Projekttag an der Grundschule Stadtmitte / Viertklässler beschäftigen sich mit Gewalt im Internet "Können wir wieder Freunde sein?" - Wie Schüler ihre Konflikte ohne Gewalt lösen
Einen Projekttag gegen Gewalt erlebten gestern die Jungen und Mädchen der Grundschule Stadtmitte. Die Kinder sollen lernen, Streitigkeiten kompetent zu lösen.
Genthin l Die Jungen spielen auf dem Schulhof mit dem Ball. Der eine will ihn fangen, läuft rückwärts und stößt mit Lisa, die mit ihren Freundinnen Gummitwist übt, zusammen. Das Mädchen fällt hin. "Ich sage ¿Tut mir leid\'", schlägt Tim aus der 2. Klasse vor. "Vertragen wir uns wieder", findet seine Mitschülerin Yasmin eine gute Reaktion. "Es tut mir leid. Können wir wieder Freunde sein?", ist Henriettes Lösung für den Konflikt.

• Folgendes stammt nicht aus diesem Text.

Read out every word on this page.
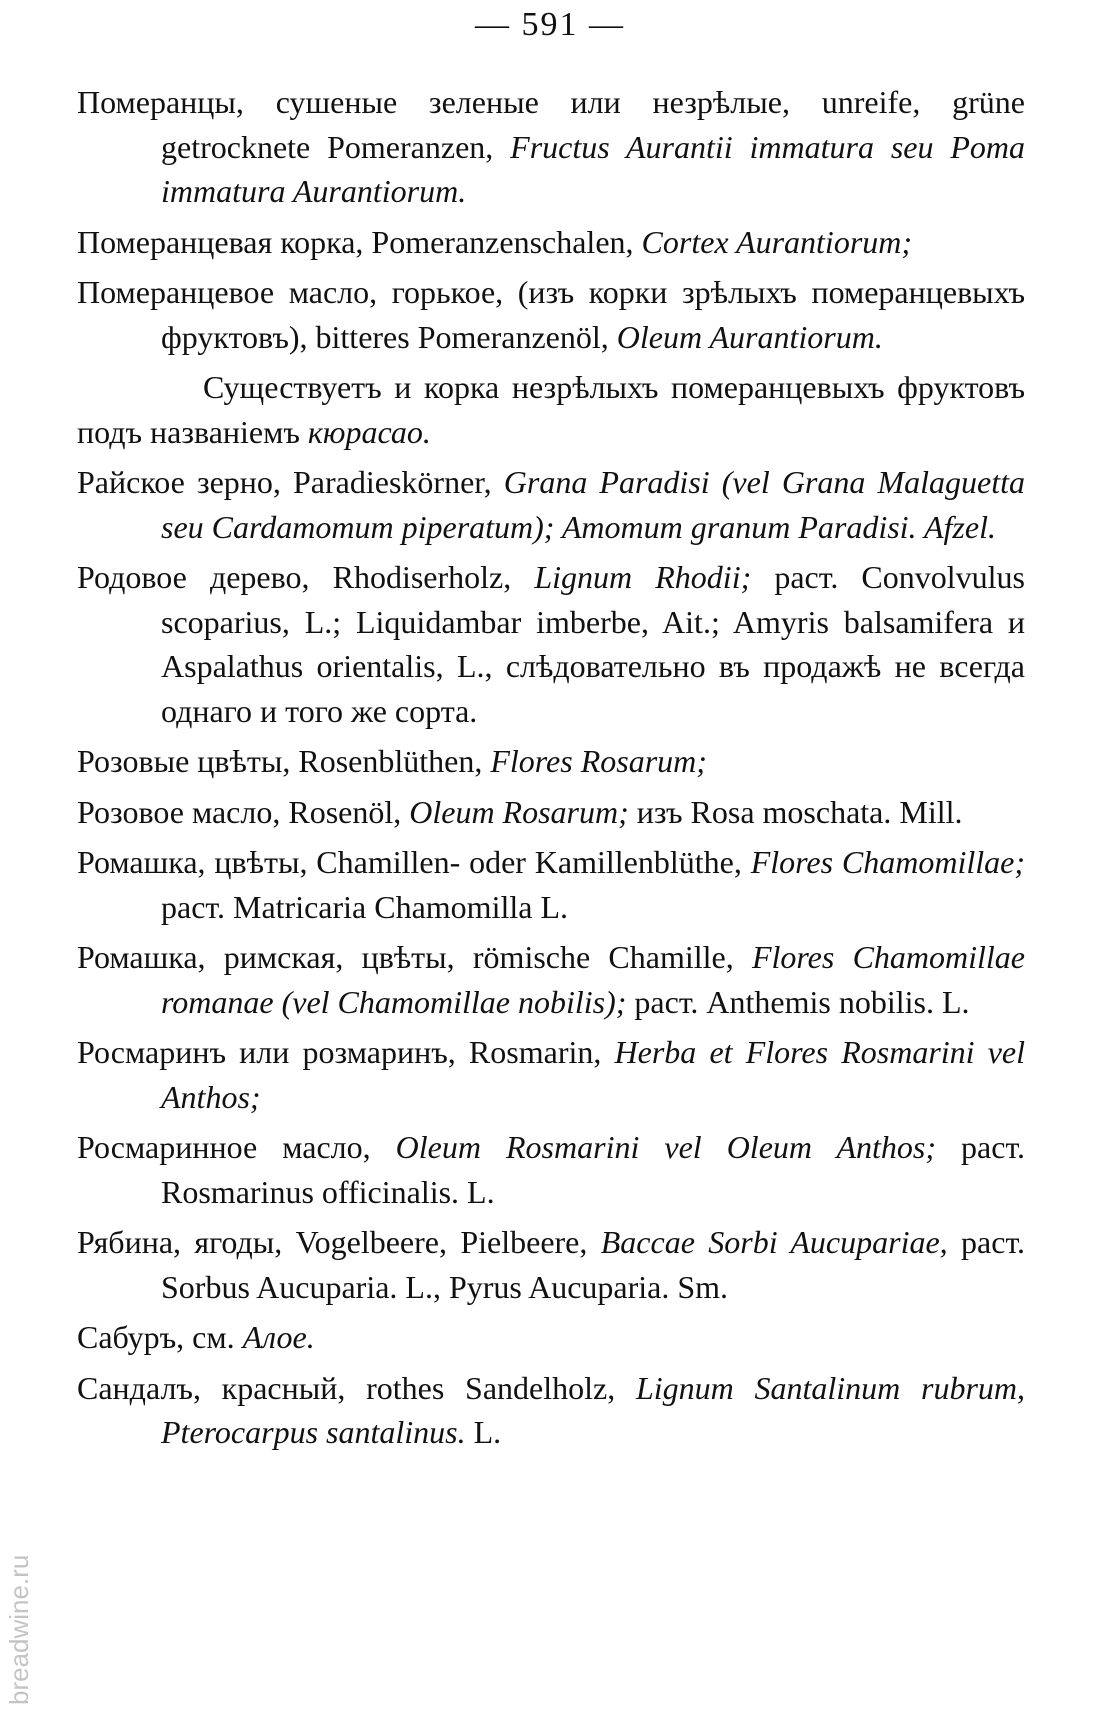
— 591 —

Померанцы, сушеные зеленые или незрѣлые, unreife, grüne getrocknete Pomeranzen, Fructus Aurantii immatura seu Poma immatura Aurantiorum.

Померанцевая корка, Pomeranzenschalen, Cortex Aurantiorum;

Померанцевое масло, горькое, (изъ корки зрѣлыхъ померанцевыхъ фруктовъ), bitteres Pomeranzenöl, Oleum Aurantiorum.

Существуетъ и корка незрѣлыхъ померанцевыхъ фруктовъ подъ названіемъ кюрасао.

Райское зерно, Paradieskörner, Grana Paradisi (vel Grana Malaguetta seu Cardamomum piperatum); Amomum granum Paradisi. Afzel.

Родовое дерево, Rhodiserholz, Lignum Rhodii; раст. Convolvulus scoparius, L.; Liquidambar imberbe, Ait.; Amyris balsamifera и Aspalathus orientalis, L., слѣдовательно въ продажѣ не всегда однаго и того же сорта.

Розовые цвѣты, Rosenblüthen, Flores Rosarum;

Розовое масло, Rosenöl, Oleum Rosarum; изъ Rosa moschata. Mill.

Ромашка, цвѣты, Chamillen- oder Kamillenblüthe, Flores Chamomillae; раст. Matricaria Chamomilla L.

Ромашка, римская, цвѣты, römische Chamille, Flores Chamomillae romanae (vel Chamomillae nobilis); раст. Anthemis nobilis. L.

Росмаринъ или розмаринъ, Rosmarin, Herba et Flores Rosmarini vel Anthos;

Росмаринное масло, Oleum Rosmarini vel Oleum Anthos; раст. Rosmarinus officinalis. L.

Рябина, ягоды, Vogelbeere, Pielbeere, Baccae Sorbi Aucupariae, раст. Sorbus Aucuparia. L., Pyrus Aucuparia. Sm.

Сабуръ, см. Алое.

Сандалъ, красный, rothes Sandelholz, Lignum Santalinum rubrum, Pterocarpus santalinus. L.

breadwine.ru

Erst sprechen die Zweitklässler die Situation, die sie auf ihrem Arbeitsblatt sehen, durch, dann spielen sie es nach. So wird ihnen das angemessene Verhalten noch viel bewusster.
Ursprünglich hatte die Grundschule Stadtmitte ihren Projekttag gegen Gewalt erst für den nächsten Monat geplant, da Puppenspieler Jörg Tolksdorf aus Schmiedefeld am Rennsteig aber für das Bismarck-Gymnasium in der Stadt war, schloss sich die Nachbarschule an.
Dass sie sich gleich mit ernsten Themen wie Gewalt auf dem Schulweg und Fremdenfeindlichkeit auseinandersetzen, ist den Grundschülern nicht bewusst. Jörg Tolksdorf, der Puppenspieler mit fast 30 Jahren Erfahrung, spielt sein Stück "Der Boss bin ich", dass er selbst geschrieben hat, locker und leicht. Der Kaspar begrüßt die Kinder und tobt so über die Bühne, dass der Zipfel seiner Mütze auf dem Bühnendach landet. Die Kinder machen mit und haben Spaß. Der Kaspar wird ernster. Er erklärt den Jungen und Mädchen, wie wichtig es ist, dass man respektvoll miteinander umgeht und fair ist.
Rocky, der ein Messer mit zur Schule bringt, den Schulbus beschädigt und seinem Freund Kevin Prügel androht, findet bei den Kindern keine Sympathie. Und dass er beim Sprühen auch noch "Schuhle" schreibt ...
"Wenn 140 Kinder auf dem Schulhof spielen, sind Konflikte immer vorprogrammiert", sagt Schulleiter Ingo Dossmann. Den Projekttag gegen Gewalt gibt es seit acht Jahren an der Grundschule Stadtmitte. Gewalt ist eines der Themen, das Eltern laut einer Befragung der Schule am stärksten bewegt.
Die Erwachsenen selbst verfügen über eine Vorbildrolle. Bei ihren Eltern lernen die Kinder, wie Konflikte ausgetragen werden oder sie lernen es nicht. Der Projekttag soll die sozialen Kompetenzen der Kinder fördern.
Dass sie auf keinen Fall Daten wie Name und Anschrift weitergeben und sich mit keiner Bekanntschaft aus dem Internet verabreden dürfen, ohne das ihre Eltern davon wissen, lernten die Viertklässler, die sich vor allem mit Gewalt im Internet beschäftigten. Sie sprachen darüber, wie sie mit Internetseiten umgehen, die ihnen Angst machen.
Gewalt ist nicht nur am Projekttag ein Thema in der Grundschule. Auch im Ethik- und Sachkundeunterricht geht es darum, wie unterschiedliche Vorstellungen sachlich ausgetragen werden. Notfalls wird auch in Mathe oder jedem anderen Fach darüber gesprochen. "Wenn es vor der Stunde einen Konflikt gab, dann muss man das ansprechen. Die Kinder haben sonst den Kopf für Mathe nicht frei", sagt Ingo Dossmann.
Ab dem kommenden Schuljahr bietet die Grundschule Stadtmitte für alle Klassen ein zehnstündiges Sozialtraining an. "Faustlos", ein anerkanntes Präventionsprogramm, wird gemeinsam mit der Schulsozialarbeiterin Lena Böttcher umgesetzt.